836.2LAFamFederal Act1 janv. 2009Source originale
  1. Les cantons créent une caisse cantonale de compensation pour allocations familiales et en transfèrent la gestion à la caisse cantonale de compensation AVS.
  2. Les caisses de compensation pour allocations familiales sont soumises à la surveillance des cantons. Sous réserve et en complément de la présente loi, en tenant compte également des structures organisationnelles et de la procédure régissant l’AVS, les cantons édictent les dispositions nécessaires. Ils règlent en particulier:
    1. la création obligatoire d’une caisse cantonale de compensation;
    2. l’affiliation aux caisses et l’enregistrement des personnes assujetties selon l’art. 11, al. 1;
    3. les conditions et la procédure de reconnaissance;
    4. le retrait de la reconnaissance;
    5. la fusion et la dissolution des caisses;
    6. les tâches et obligations des caisses et des employeurs;
    7. les conditions du passage d’une caisse à une autre;
    8. le statut et les tâches de la caisse cantonale;
    9. la révision des caisses et le contrôle des employeurs;
    10. le financement, notamment la clef éventuelle de répartition des cotisations entre employeurs et salariés;
    11. 1 la compensation intégrale entre les caisses (surcompensation);
    12. l’attribution éventuelle aux caisses de compensation pour allocations familiales d’autres tâches, en particulier le soutien aux militaires et la protection de la famille.

Footnotes

  1. Nouvelle teneur selon le ch.
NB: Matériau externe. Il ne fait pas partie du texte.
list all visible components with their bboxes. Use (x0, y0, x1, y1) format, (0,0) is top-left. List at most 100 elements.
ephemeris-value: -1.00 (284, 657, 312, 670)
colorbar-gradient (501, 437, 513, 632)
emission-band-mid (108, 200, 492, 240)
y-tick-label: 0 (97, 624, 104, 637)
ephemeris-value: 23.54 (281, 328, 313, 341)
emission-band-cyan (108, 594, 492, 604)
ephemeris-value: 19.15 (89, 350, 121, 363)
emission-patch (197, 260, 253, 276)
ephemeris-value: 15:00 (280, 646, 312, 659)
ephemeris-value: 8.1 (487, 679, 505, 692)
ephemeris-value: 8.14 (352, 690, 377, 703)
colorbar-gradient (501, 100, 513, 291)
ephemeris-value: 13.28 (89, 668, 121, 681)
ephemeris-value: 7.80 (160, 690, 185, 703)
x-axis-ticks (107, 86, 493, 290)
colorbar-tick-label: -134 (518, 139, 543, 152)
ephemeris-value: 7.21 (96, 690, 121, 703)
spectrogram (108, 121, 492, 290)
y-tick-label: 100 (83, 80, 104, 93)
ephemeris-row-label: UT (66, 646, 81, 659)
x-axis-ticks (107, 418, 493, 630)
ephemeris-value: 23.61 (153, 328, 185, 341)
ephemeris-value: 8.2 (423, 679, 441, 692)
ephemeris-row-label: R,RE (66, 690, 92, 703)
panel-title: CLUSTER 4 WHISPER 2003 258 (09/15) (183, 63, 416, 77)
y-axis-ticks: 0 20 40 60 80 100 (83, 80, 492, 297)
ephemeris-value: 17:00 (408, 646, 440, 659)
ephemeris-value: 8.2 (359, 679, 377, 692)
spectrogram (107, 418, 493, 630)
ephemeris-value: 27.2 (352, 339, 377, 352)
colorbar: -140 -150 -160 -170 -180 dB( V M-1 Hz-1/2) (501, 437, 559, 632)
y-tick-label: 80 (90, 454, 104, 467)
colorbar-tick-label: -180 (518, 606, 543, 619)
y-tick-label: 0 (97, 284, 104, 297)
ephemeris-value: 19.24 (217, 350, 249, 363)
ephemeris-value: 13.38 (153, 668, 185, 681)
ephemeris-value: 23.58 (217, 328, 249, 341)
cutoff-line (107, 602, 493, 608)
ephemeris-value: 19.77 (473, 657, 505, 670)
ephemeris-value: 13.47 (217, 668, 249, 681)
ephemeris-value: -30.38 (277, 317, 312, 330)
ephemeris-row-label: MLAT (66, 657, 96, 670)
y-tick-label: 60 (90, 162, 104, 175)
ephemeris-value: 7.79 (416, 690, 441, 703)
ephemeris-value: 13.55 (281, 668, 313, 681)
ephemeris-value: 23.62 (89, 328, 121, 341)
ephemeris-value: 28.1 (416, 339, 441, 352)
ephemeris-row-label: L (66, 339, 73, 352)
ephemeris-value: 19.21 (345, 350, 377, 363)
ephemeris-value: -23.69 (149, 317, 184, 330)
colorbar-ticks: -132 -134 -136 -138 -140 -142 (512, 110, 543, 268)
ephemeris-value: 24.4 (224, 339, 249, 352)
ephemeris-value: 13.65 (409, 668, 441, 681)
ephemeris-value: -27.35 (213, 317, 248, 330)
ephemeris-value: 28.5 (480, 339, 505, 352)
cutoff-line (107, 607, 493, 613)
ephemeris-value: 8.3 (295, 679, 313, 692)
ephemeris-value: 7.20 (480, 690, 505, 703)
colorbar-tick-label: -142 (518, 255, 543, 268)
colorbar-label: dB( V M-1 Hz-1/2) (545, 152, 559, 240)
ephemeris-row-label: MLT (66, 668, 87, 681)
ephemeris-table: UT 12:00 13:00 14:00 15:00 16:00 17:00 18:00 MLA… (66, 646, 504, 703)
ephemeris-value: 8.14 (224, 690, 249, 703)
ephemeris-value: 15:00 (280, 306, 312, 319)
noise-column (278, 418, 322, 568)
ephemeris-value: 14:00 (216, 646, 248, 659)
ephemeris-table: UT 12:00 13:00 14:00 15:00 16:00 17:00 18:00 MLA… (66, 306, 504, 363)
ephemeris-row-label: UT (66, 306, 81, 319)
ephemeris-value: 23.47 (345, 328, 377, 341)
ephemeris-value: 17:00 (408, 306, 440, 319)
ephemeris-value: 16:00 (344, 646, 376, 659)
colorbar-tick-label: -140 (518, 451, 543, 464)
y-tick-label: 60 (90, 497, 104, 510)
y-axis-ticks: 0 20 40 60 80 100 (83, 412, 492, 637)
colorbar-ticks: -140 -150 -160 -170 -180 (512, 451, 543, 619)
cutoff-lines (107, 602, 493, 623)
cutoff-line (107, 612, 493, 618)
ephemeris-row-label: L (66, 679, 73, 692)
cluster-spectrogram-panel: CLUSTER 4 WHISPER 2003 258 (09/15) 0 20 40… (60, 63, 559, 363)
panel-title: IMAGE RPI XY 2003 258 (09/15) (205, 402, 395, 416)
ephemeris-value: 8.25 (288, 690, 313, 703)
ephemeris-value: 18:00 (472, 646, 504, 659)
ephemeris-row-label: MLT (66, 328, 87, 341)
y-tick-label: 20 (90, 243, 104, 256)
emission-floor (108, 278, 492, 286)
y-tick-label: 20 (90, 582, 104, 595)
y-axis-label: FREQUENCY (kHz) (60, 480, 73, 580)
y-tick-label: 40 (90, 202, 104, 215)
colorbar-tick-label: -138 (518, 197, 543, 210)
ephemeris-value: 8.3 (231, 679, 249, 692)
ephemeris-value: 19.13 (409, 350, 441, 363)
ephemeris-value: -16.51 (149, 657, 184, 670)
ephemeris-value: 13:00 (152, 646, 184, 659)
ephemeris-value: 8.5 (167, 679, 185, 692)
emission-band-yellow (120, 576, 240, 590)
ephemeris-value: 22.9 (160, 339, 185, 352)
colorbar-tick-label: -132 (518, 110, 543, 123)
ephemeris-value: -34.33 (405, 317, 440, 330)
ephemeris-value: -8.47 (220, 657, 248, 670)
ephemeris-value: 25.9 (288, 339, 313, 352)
I de la LF du 15 mars 2024, en vigueur depuis le 1erjanv. 2026 (RO 2025 770;FF 2023 1469).

3 commentaries

N1.Qualification des caisses cantonales d'allocations familiales

Il faut se fonder sur des critères juridiques (et non purement économiques) pour déterminer si une caisse cantonale d'allocations familiales au sens de l'art. 17 al. 1 LAFam doit être qualifiée d'« institution qui dépend de l'État ». Une fondation de droit privé n'est donc pas automatiquement visée par cette notion du seul fait de son financement étatique ou du financement de ses prestations; elle peut en être exclue si sa qualification juridique l'indique. Les tribunaux cantonaux n'ont pas pour autant vidé de contenu la notion d'institutions dépendant de l'État; leur interprétation n'exclut toutefois pas les organismes de droit public, tels que les établissements publics.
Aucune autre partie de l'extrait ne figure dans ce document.